MIRROR MIRROR ON THE WALL

Calling together his friends and Zeresh, his wife, Haman boasted to them about his vast wealth, his many sons, and all the ways the king had honored him and how he had elevated him above the other nobles and officials. Esther 5:11

Haman despised the God of the Jews. Therefore he could not see that his ‘seeming’ place of honor was not only temporary, but deceiving. Because his appetite for power and revenge blinded him, he did not begin to consider that an invitation to Esther’s table might mean something other than affection. He was going to step into a web from which there would come humiliation and defeat.

I don’t know anyone who respects a bragger. Whether a politician or a family member, it makes the audience roll their eyes. The boaster is deceived by thinking that telling of his exploits will impress people. It does the opposite.

My roots go back to a quaint New England village. In that town of 1200, there lived a ninety-five year old man. He was a family acquaintance and present at most functions growing up. He was a kind of Haman. He had amassed a small fortune at others’ expense and money and power were his gods. He won an election that made him the town’s supervisor and his ego grew to epic proportions.

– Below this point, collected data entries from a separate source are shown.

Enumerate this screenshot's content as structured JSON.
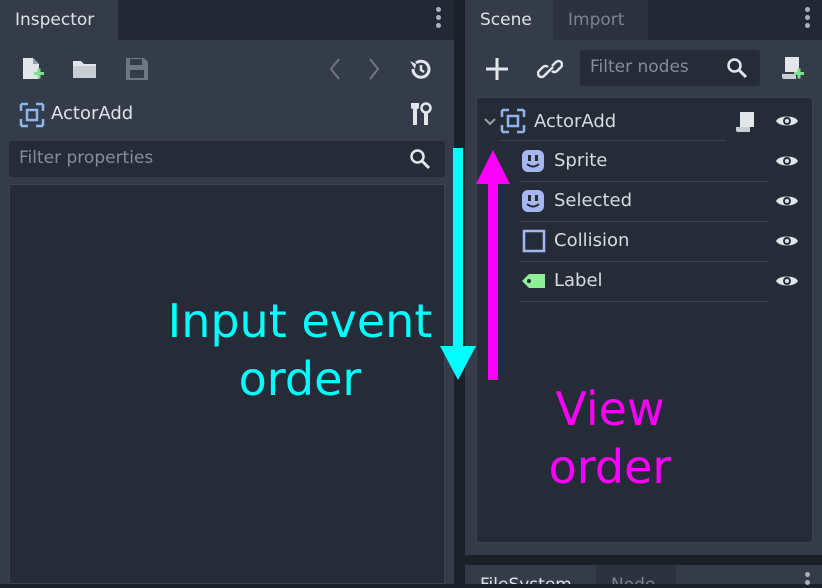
{
  "inspector": {
    "tab_label": "Inspector",
    "node_name": "ActorAdd",
    "filter_placeholder": "Filter properties"
  },
  "scene": {
    "tabs": [
      "Scene",
      "Import"
    ],
    "filter_placeholder": "Filter nodes",
    "root": {
      "label": "ActorAdd",
      "icon": "control-icon"
    },
    "children": [
      {
        "label": "Sprite",
        "icon": "sprite-icon"
      },
      {
        "label": "Selected",
        "icon": "sprite-icon"
      },
      {
        "label": "Collision",
        "icon": "collision-shape-icon"
      },
      {
        "label": "Label",
        "icon": "label-icon"
      }
    ]
  },
  "bottom_dock": {
    "tabs": [
      "FileSystem",
      "Node"
    ]
  },
  "annotations": {
    "input_order": "Input event\norder",
    "view_order": "View order",
    "input_color": "#00ffff",
    "view_color": "#ff00ff"
  }
}
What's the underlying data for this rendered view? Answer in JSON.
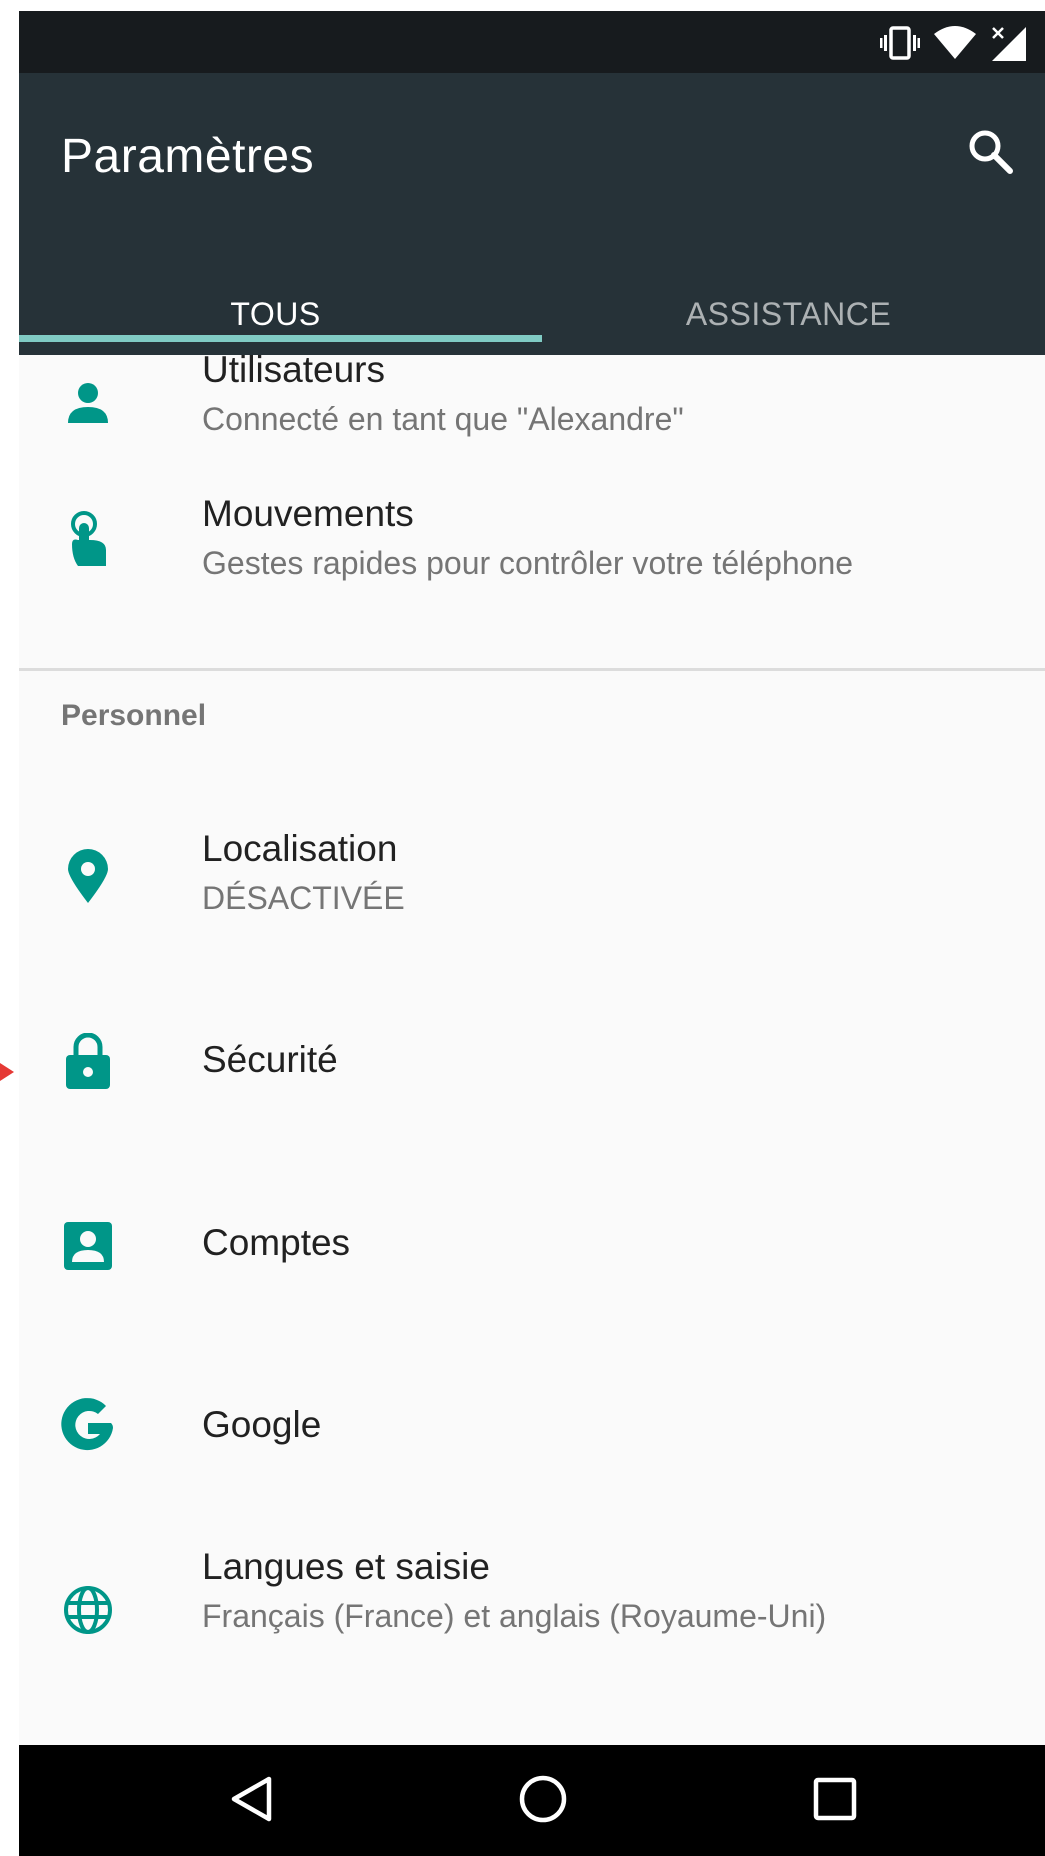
{
  "app": {
    "title": "Paramètres",
    "search_icon": "search-icon"
  },
  "status_bar": {
    "icons": [
      "vibrate-icon",
      "wifi-icon",
      "signal-no-data-icon"
    ]
  },
  "tabs": [
    {
      "label": "TOUS",
      "active": true
    },
    {
      "label": "ASSISTANCE",
      "active": false
    }
  ],
  "items": {
    "users": {
      "title": "Utilisateurs",
      "subtitle": "Connecté en tant que \"Alexandre\"",
      "icon": "person-icon"
    },
    "gestures": {
      "title": "Mouvements",
      "subtitle": "Gestes rapides pour contrôler votre téléphone",
      "icon": "gesture-hand-icon"
    },
    "location": {
      "title": "Localisation",
      "subtitle": "DÉSACTIVÉE",
      "icon": "location-pin-icon"
    },
    "security": {
      "title": "Sécurité",
      "icon": "lock-icon"
    },
    "accounts": {
      "title": "Comptes",
      "icon": "account-box-icon"
    },
    "google": {
      "title": "Google",
      "icon": "google-icon"
    },
    "languages": {
      "title": "Langues et saisie",
      "subtitle": "Français (France) et anglais (Royaume-Uni)",
      "icon": "globe-icon"
    }
  },
  "sections": {
    "personal": "Personnel"
  },
  "nav": {
    "icons": [
      "back-icon",
      "home-icon",
      "recents-icon"
    ]
  },
  "colors": {
    "accent": "#009688",
    "appbar": "#263238",
    "status_bar": "#171b1e",
    "tab_indicator": "#80cbc4",
    "background": "#fafafa"
  }
}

I grew up hearing him boast of his political victories. His rhetoric of self-promotion was similar to the pompous talk in today’s scripture.

This man in my past assessed a person’s worth by how much they loved him! If he was fawned over, he returned it with a buttery kind of speech that would make most people blush. Cross him however, and you became an enemy. His life was characterized by extreme narcissism. Ethically, he was bankrupt, and morally, he was dangerous.
In the end, he became very ill. Those who surrounded him were scavengers, out to benefit from his will. He could trust none of them. Those who clamored for his riches massaged his ego for self-gain and he became aware of it too late. What he had spent a lifetime building was ultimately left to two con artists who spent it all in three years. Today, these two women are poor and worse off than before taking part in their get-rich schemes.

The man of integrity walks securely.It’s a Proverb worth remembering.

Let me learn from history, not by repeating it. Amen.